XLink
Is XPointer too big?
21:42, 3 May 2001 UTC | Simon St.Laurent

In a minority opinion, Eve Maler and Paul Grosso suggest that "that XPointer would benefit from offering the option of a much more modest feature set."

Maler and Grosso propose something much smaller than the complete XPointer proposal, "along the lines of our FIXptr proposal (W3C member only), that accords with the deployment and implementation patterns seen to date."

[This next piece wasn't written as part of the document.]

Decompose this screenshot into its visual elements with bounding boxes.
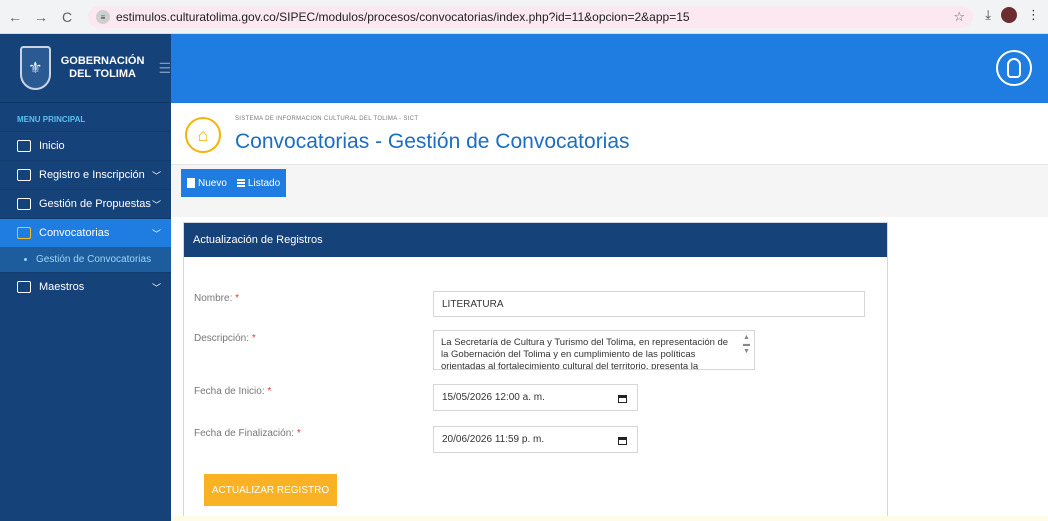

FIXptr has apparently seen independent implementation, at much lower cost than full XPointer implementation:

"It may be worth noting that several of the vendors involved in XPointer's development who are likeliest to be in a position to deploy it have no concrete plans to do so. Also, although no speed-of-implementation goal was ever set forth by the WG, we note that the single known complete implementation of XPointer took about two weeks, and the four known experimental implementations of the FIXptr proposal each took about half a day. Surely it is significant that getting four implementors to try the proposal on a casual basis was so easy, compared to the process of uncovering full XPointer implementations. And it appears that no users of the partial XPointer implementations today would lose any functionality if they were limited to FIXptr."

One comment may be a warning regarding W3C development in general:

"The trend towards larger specifications is not merely inconvenient for developers; it can hamper implementation attempts, harm interoperability, and dampen enthusiasm for W3C's work by users and developers alike."